The second common mistake is multiple testing without correction. Running 20 z-tests on the same data at α = 0.05 gives an expected one false positive even if every H₀ is true. The Bonferroni correction (divide α by the number of tests) is conservative but easy; the Benjamini–Hochberg false-discovery-rate procedure is more powerful for large numbers of tests.

A subtler trap is interpreting a non-significant p as "no effect." Failing to reject H₀ is not evidence for H₀ — it is consistent with no effect, a small effect, or insufficient power to detect a real effect. To support H₀ you need a different framework, such as a confidence interval that excludes meaningful effect sizes or an equivalence test.

FAQ

A z-test is a parametric hypothesis test that compares a sample mean to a known population mean when the population standard deviation σ is known. It uses the standard normal distribution to compute a p-value. The test statistic is z = (x̄ − μ₀) / (σ/√n). It is most appropriate for large samples (n ≥ 30) where the central limit theorem justifies the normality assumption.
z = (x̄ − μ₀) / (σ/√n), where x̄ is the sample mean, μ₀ is the hypothesised population mean, σ is the population standard deviation, and n is the sample size. The denominator σ/√n is called the standard error of the mean. Larger z values indicate stronger evidence against the null hypothesis.
Use a z-test when the population σ is known and either the data are normally distributed or n ≥ 30. Use a t-test when σ is unknown (replaced by the sample standard deviation s) — which is the more common real-world situation. For n ≥ 30, the t-distribution converges to the standard normal, so the two tests give nearly identical results.
The p-value is the probability of observing a test statistic at least as extreme as the one obtained, assuming the null hypothesis is true. If p < α (your chosen significance level, typically 0.05), reject H₀ and conclude there is statistically significant evidence against it. If p ≥ α, fail to reject H₀ — the data are consistent with the null.
A two-tailed test (H₁: μ ≠ μ₀) checks for any deviation from the null mean in either direction. A one-tailed test checks one specific direction: right-tailed for H₁: μ > μ₀, left-tailed for H₁: μ < μ₀. Two-tailed tests are more conservative because they split α between two tails; one-tailed tests have more power if you correctly predict the direction in advance.
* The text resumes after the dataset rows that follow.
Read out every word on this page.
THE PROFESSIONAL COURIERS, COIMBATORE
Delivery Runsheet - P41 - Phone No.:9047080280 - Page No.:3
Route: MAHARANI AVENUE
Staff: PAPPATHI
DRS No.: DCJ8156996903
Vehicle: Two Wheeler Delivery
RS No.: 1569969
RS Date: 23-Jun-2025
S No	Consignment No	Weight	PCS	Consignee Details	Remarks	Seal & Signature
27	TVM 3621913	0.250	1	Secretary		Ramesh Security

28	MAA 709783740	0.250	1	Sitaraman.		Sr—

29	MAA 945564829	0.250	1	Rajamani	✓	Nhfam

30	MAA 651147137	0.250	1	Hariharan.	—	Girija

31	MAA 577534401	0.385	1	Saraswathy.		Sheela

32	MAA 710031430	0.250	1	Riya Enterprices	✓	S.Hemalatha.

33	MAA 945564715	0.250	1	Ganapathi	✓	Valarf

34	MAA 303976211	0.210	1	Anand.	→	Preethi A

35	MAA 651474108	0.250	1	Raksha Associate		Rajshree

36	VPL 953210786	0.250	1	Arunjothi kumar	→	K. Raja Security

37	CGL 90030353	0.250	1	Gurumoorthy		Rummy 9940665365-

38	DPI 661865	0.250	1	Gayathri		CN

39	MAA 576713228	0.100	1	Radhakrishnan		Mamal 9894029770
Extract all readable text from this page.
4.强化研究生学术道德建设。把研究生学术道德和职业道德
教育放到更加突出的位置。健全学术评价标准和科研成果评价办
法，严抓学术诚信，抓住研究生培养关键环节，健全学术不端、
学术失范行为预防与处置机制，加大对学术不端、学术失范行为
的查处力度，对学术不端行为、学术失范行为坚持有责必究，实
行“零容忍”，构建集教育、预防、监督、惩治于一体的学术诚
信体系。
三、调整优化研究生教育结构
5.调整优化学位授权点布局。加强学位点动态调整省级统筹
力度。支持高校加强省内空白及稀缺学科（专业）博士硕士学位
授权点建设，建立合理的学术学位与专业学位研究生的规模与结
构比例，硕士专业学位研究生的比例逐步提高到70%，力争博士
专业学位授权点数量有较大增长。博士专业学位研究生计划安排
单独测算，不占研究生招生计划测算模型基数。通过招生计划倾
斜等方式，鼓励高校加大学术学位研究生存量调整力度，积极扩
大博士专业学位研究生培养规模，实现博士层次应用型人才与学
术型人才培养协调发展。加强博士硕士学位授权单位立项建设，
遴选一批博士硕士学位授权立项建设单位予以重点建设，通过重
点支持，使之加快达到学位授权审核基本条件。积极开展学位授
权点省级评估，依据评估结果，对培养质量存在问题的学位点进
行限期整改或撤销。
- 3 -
The 95% CI is x̄ ± 1.96 × σ/√n. It is the range of plausible values for the population mean. If you repeated the experiment many times and computed a 95% CI each time, about 95% of those intervals would contain the true population mean. If μ₀ falls outside this interval, the two-tailed z-test rejects H₀ at α = 0.05.
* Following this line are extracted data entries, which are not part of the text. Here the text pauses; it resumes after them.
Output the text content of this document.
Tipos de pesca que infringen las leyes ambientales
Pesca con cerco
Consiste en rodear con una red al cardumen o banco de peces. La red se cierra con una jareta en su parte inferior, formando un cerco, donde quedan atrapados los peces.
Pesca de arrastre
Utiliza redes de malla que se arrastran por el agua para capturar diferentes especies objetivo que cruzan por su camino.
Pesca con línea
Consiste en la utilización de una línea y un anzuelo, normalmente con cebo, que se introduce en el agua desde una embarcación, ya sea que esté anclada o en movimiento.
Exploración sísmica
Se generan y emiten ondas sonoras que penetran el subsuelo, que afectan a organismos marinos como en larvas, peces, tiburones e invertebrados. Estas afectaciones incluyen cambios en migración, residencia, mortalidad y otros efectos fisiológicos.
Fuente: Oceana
Convention is n ≥ 30 for the central limit theorem to ensure the sampling distribution of the mean is approximately normal regardless of the underlying distribution. For known-normal data, the z-test works at any sample size. Required sample size for a given power depends on the effect size — typically n = 64 detects d = 0.5 at 80% power, two-tailed, α = 0.05.
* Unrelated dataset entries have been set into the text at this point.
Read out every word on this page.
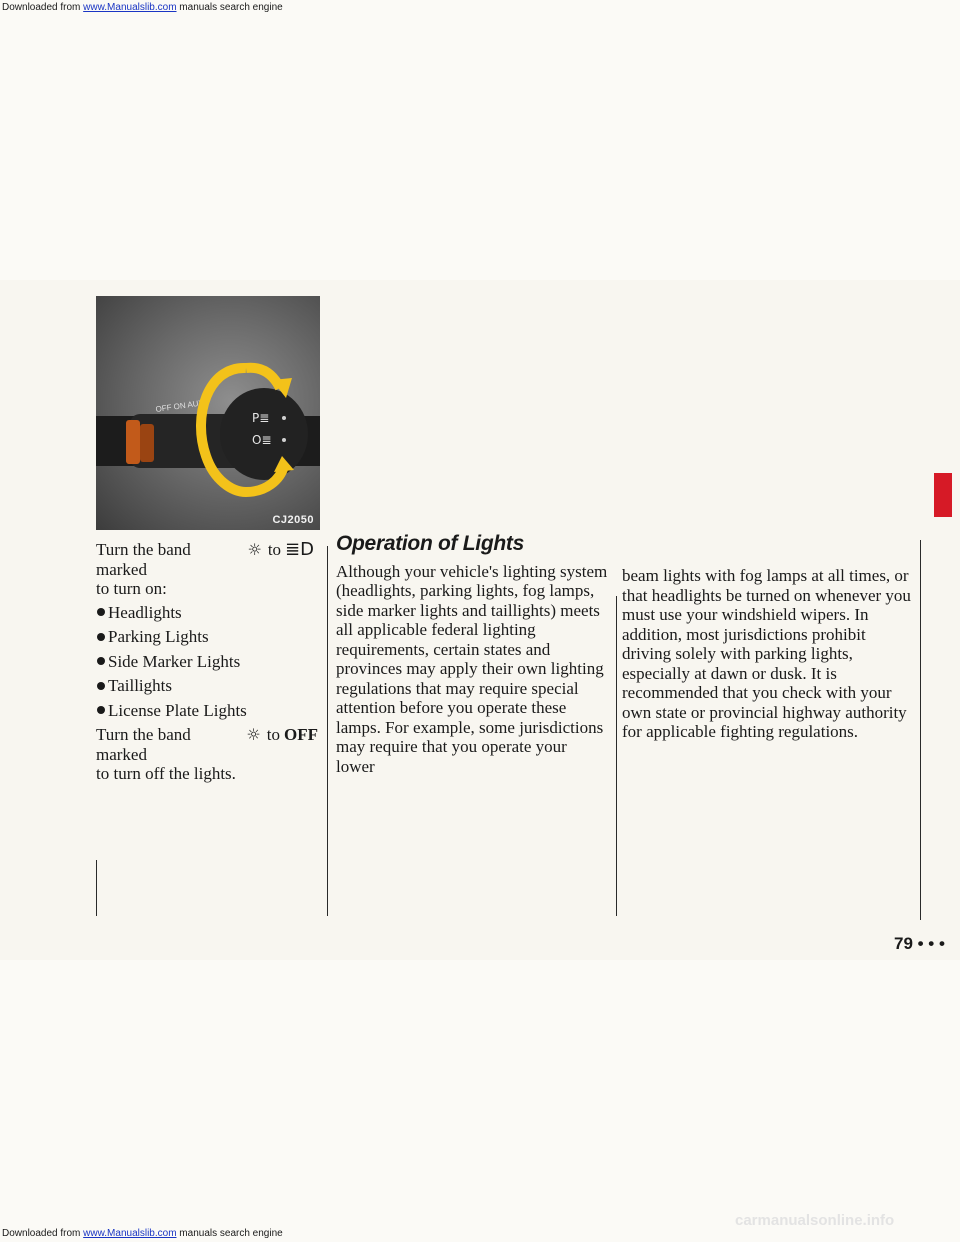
Downloaded from www.Manualslib.com manuals search engine
OFF ON AUX
P≣
O≣
CJ2050

Turn the band marked
☼ to ≣D

to turn on:

Headlights
Parking Lights
Side Marker Lights
Taillights
License Plate Lights

Turn the band marked
☼ to OFF

to turn off the lights.

Operation of Lights

Although your vehicle's lighting system (headlights, parking lights, fog lamps, side marker lights and taillights) meets all applicable federal lighting requirements, certain states and provinces may apply their own lighting regulations that may require special attention before you operate these lamps. For example, some jurisdictions may require that you operate your lower

beam lights with fog lamps at all times, or that headlights be turned on whenever you must use your windshield wipers. In addition, most jurisdictions prohibit driving solely with parking lights, especially at dawn or dusk. It is recommended that you check with your own state or provincial highway authority for applicable fighting regulations.

79 • • •
carmanualsonline.info
Downloaded from www.Manualslib.com manuals search engine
Effect size measures the magnitude of the difference, independent of sample size. Cohen d = (x̄ − μ₀)/σ classifies effects as small (0.2), medium (0.5), or large (0.8). A z-test can return statistical significance with a tiny effect if n is large, so always report both p-value and effect size. A significant p with d = 0.05 is rarely practically meaningful.